Aktuell macht ein Amazon-Patent im Netz die Runde, das beschreibt, wie sich ein Smartphone durch den Ohrabdruck des Nutzers entsperren lässt. Dabei wird das Ohr des Nutzers einmal abfotografiert und zukünftig durch die Frontcam des Handys überprüft. Während diese Methode in der Praxis – beispielsweise in dunklen Umgebungen – nicht besonders praktikabel sein dürfte, bietet die Bodyprint-Technologie der Yahoo Labs Ähnliches, unterstützt aber auch die Identifizierung des Nutzers durch Faust, Finger oder Handfläche.

Bei der Bodyprint-Methode dient das Display des Handys als eine Art Scanner, wenn auch einer mit einer recht geringen Auflösung von nur 6 ppi. Aufgrund der großen Auflagefläche soll dies allerdings zur Analyse und Überprüfung des entsprechenden Körperteils ausreichen. Bei ersten Tests soll die Erfolgsrate immerhin bei 99 Prozent gelegen haben.

Irisscanner könnten sich noch in diesem Jahr in ersten Smartphones und Tablets finden – eventuell in Geräten vom Hersteller Samsung. Im März dieses Jahres kündigte das Unternehmen SRI an, diese Art von biometrischen Sensoren für Mobile Devices der Koreaner zu entwickeln und herzustellen. Als erstes Gerät mit Irisscanner soll eine spezielle Ausführung des Galaxy Tab Pro 8.4 auf den Markt kommen.

Aber auch der gute alte Fingerabdruckscanner hat wohl so schnell noch nicht ausgedient – zumal zukünftig eventuell ein Druck auf eine beliebige Stelle auf dem Display zur Überprüfung ausreicht. Eine entsprechende Technologie hat sich das Unternehmen CrucialTec gesichert. Die Firma entwickelt schon seit Jahren biometrische Sensoren, die unter anderem schon in Smartphones von Huawei und Oppo verbaut wurden.

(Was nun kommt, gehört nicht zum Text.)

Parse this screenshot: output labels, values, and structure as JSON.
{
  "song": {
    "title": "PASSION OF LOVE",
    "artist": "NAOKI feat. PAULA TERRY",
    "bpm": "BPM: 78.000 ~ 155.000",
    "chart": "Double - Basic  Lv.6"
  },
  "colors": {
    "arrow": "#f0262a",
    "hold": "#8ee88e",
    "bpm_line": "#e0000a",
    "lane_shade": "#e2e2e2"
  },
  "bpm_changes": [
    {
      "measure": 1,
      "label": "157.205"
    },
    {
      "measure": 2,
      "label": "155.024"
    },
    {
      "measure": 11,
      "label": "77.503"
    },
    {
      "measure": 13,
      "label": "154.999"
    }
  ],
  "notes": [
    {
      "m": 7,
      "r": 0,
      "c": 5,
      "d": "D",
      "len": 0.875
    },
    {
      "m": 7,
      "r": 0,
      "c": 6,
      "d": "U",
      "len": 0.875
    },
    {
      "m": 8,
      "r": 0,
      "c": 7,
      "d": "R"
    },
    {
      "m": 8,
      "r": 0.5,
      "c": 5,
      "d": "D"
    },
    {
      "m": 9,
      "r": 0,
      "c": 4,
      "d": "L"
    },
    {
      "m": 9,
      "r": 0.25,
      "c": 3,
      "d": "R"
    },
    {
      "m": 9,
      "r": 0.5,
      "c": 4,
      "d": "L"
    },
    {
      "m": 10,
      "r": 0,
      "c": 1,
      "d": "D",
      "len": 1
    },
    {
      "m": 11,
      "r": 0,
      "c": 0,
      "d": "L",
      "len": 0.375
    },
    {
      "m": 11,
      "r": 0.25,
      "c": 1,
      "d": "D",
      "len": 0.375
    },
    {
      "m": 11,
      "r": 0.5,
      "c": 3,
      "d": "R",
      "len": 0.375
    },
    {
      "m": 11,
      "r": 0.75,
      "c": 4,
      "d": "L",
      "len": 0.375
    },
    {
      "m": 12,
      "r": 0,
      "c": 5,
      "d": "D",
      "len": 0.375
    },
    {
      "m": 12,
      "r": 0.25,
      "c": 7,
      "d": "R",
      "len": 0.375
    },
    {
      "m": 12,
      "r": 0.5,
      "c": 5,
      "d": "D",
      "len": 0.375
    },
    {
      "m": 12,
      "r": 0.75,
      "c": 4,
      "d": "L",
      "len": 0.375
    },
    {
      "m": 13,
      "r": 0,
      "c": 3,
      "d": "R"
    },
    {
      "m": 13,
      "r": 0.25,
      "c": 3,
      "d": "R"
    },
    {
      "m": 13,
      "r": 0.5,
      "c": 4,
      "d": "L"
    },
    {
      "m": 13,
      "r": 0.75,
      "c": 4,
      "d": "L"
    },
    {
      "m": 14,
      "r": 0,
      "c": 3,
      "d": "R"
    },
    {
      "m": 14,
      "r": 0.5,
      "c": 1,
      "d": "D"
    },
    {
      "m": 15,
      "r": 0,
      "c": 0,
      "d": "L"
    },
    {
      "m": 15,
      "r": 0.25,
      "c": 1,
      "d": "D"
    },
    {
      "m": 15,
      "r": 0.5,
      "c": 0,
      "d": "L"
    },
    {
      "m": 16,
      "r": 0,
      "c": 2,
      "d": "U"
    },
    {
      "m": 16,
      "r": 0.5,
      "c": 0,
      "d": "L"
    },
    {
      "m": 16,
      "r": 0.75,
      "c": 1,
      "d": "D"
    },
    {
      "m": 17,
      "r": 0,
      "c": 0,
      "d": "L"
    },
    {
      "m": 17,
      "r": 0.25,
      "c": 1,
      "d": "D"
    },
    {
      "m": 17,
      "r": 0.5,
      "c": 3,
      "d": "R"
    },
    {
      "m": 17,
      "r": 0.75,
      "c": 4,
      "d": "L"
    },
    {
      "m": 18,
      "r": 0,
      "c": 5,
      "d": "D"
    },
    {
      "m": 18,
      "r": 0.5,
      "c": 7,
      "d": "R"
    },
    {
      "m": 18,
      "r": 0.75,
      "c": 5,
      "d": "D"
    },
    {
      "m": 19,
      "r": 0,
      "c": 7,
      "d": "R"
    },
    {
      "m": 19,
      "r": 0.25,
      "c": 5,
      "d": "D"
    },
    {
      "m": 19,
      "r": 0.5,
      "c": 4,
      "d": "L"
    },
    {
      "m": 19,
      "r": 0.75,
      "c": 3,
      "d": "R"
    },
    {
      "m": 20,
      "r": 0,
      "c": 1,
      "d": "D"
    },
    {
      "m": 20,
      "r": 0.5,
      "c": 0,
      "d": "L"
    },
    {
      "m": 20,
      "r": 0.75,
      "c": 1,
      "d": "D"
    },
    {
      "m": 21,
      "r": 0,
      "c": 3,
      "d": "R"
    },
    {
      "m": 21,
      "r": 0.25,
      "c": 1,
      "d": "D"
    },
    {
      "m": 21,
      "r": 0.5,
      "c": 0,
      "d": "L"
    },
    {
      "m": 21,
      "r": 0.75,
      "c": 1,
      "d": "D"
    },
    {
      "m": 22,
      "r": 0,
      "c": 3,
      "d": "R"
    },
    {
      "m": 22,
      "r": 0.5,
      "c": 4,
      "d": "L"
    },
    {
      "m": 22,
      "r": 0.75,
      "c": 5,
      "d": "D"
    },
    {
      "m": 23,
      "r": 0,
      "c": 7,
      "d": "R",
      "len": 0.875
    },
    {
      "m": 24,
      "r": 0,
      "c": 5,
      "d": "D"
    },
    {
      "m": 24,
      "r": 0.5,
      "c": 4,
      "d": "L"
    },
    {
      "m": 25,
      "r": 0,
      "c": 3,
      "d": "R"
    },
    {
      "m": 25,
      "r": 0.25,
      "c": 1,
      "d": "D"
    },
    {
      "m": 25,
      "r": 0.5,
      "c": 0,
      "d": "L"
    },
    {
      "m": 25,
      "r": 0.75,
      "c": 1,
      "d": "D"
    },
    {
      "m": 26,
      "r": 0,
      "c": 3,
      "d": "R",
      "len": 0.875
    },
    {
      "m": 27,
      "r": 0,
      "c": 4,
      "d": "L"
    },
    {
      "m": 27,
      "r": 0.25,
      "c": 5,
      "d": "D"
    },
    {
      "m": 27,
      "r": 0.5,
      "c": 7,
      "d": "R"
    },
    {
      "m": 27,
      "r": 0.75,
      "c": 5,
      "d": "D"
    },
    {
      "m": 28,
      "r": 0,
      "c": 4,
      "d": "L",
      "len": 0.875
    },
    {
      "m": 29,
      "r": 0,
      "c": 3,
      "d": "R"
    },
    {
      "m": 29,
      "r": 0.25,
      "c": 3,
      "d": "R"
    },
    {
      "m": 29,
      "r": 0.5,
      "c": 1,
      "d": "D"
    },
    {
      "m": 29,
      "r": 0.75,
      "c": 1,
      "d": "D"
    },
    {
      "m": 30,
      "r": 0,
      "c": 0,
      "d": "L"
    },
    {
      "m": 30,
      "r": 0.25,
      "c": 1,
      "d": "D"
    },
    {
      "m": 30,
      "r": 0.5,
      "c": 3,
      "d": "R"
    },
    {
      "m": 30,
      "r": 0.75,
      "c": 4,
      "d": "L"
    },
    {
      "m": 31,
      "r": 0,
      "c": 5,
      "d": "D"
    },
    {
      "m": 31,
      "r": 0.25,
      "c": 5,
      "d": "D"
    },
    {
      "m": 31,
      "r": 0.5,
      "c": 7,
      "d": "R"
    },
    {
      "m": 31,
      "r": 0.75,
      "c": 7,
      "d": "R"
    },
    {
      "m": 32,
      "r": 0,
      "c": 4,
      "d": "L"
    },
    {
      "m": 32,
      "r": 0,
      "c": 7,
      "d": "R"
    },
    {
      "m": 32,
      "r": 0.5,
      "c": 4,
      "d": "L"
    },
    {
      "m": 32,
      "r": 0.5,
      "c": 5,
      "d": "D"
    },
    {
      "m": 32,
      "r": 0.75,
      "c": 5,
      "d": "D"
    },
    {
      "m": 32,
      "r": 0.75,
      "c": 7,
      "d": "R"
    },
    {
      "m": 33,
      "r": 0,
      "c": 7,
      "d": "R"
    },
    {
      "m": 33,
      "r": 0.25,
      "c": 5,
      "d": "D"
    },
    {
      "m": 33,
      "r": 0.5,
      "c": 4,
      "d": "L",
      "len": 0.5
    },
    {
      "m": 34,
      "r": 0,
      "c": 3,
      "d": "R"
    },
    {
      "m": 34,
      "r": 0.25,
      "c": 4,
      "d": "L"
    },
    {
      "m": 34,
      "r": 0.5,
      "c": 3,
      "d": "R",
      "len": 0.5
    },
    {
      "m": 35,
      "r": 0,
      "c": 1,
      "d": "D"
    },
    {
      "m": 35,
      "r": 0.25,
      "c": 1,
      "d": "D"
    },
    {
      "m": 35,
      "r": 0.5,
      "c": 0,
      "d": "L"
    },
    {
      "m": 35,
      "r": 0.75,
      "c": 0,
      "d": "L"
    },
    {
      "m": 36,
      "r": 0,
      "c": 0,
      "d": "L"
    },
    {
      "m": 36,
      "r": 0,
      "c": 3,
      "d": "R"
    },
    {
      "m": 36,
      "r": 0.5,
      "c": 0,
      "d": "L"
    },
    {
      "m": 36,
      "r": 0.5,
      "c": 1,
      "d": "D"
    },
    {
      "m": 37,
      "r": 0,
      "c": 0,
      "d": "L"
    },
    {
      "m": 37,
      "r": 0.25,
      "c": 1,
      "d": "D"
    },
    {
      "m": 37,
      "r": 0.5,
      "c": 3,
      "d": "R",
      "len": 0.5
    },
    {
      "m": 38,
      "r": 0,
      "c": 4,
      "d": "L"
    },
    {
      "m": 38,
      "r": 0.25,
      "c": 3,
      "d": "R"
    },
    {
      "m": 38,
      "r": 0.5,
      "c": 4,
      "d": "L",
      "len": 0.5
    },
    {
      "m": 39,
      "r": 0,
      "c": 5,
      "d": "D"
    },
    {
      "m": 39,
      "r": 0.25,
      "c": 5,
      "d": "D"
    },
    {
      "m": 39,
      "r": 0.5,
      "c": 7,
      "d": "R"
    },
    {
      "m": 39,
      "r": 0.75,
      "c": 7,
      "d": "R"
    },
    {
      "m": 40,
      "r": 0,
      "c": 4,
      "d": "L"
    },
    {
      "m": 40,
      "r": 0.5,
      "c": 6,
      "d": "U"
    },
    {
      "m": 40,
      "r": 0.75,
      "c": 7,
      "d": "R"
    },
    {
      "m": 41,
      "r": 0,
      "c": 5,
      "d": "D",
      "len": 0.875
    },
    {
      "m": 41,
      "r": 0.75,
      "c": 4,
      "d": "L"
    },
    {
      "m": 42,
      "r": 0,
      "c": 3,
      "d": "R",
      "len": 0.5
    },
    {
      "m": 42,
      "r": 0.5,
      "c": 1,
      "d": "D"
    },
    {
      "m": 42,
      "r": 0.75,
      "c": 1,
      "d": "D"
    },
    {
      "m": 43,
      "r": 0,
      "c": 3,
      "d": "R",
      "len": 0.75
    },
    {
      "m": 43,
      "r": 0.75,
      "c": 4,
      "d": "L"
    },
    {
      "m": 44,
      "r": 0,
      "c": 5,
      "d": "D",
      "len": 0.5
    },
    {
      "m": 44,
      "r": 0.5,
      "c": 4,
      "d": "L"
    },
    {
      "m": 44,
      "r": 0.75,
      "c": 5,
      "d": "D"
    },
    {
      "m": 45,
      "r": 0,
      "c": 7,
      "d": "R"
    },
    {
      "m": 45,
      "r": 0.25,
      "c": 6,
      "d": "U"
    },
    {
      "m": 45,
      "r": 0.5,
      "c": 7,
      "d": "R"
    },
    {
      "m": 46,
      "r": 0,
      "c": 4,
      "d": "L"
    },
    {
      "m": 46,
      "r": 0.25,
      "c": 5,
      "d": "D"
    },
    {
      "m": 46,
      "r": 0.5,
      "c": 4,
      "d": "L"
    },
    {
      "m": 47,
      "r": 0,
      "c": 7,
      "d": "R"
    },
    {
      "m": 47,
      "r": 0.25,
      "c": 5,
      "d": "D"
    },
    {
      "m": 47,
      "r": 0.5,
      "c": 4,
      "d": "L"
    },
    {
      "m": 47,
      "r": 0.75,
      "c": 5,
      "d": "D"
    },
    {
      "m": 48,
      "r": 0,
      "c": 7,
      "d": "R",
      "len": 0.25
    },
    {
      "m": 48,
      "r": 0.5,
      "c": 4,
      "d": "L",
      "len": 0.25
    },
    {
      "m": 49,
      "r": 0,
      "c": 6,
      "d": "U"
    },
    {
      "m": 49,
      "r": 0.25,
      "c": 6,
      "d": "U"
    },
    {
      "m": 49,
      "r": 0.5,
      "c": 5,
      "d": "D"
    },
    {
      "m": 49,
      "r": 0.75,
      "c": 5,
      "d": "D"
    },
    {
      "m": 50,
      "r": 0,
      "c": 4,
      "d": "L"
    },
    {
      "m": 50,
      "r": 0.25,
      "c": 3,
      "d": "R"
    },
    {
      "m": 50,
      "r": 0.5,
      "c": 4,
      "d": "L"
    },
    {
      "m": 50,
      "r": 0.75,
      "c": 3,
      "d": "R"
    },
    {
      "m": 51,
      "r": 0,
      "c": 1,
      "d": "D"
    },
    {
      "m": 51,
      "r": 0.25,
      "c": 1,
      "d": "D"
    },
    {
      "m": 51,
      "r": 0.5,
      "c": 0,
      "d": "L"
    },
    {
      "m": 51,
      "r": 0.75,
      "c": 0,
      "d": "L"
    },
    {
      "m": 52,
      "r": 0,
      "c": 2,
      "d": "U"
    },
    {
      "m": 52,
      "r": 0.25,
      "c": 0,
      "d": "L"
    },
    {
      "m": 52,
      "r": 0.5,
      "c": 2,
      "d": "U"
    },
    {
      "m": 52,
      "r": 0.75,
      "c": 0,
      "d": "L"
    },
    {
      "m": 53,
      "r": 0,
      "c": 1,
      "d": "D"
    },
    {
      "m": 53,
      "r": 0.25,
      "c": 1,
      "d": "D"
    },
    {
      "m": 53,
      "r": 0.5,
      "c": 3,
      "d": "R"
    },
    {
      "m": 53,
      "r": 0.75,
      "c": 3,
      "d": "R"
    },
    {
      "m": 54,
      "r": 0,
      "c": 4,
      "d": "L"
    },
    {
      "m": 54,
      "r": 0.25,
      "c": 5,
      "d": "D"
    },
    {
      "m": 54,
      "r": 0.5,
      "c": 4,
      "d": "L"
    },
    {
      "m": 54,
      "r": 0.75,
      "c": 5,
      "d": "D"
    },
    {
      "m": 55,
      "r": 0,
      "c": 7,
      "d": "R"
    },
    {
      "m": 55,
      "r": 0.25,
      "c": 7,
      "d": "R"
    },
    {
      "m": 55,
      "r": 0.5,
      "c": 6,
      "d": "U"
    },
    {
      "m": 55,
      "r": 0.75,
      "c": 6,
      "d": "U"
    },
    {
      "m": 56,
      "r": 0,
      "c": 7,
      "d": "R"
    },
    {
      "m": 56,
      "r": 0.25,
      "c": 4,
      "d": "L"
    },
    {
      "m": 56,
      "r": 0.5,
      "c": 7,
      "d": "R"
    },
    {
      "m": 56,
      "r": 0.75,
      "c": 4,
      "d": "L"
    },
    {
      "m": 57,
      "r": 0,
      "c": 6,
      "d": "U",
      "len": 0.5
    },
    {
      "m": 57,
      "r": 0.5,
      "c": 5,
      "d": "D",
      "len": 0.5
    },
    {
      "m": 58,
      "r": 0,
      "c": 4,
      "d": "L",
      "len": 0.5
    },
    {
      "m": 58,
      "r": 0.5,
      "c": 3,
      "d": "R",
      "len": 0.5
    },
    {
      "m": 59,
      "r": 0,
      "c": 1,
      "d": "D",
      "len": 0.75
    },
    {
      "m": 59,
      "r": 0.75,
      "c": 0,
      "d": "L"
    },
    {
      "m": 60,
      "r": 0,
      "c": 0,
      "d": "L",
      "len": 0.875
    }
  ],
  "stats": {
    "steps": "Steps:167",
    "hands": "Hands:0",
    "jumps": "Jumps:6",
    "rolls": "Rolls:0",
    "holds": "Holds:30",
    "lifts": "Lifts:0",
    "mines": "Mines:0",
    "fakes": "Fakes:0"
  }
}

Mit „Trusted Voice“ bzw. „Vertrauenswürdige Stimme“ bietet Google auf seinen Nexus-Geräten unter Android Lollipop die Möglichkeit das Tablet oder Smartphone per Stimme des Nutzers zu entsperren. Die entsprechende Option findet sich in den Einstellungen unter „Sicherheit“/“Smart Lock“. Bislang lässt sich dieses Feature allerdings nur nutzen, wenn der Besitzer die Systemsprache des Gerätes auf Englisch umstellt – Deutsch wird bislang nicht unterstützt.

Das Armband Nymi der kanadischen Firma Bionym soll den Herzschlag des Nutzers durch Berühren mit dem Finger auslesen können. Dieses Signal wird dann per Bluetooth an Geräte in der Umgebung übertragen, die es mit einer Vorlage vergleichen. Auf diese Art und Weise soll im Prinzip also der Herzschlag des Besitzers das entsprechende Mobile Devices entsperren können.

Damit Smartphones und Tablets das Entsperren per Auge, Finger, Handabdruck & Co. erlauben, muss neben der entsprechenden Hardware auch eine spezielle Software entwickelt und auf dem Mobile Device installiert werden. Microsoft verspricht mit Windows 10 und dem Feature „Windows Hello“ die biometrische Authentifizierung durch die verschiedensten Methoden schon von Haus aus zu unterstützen.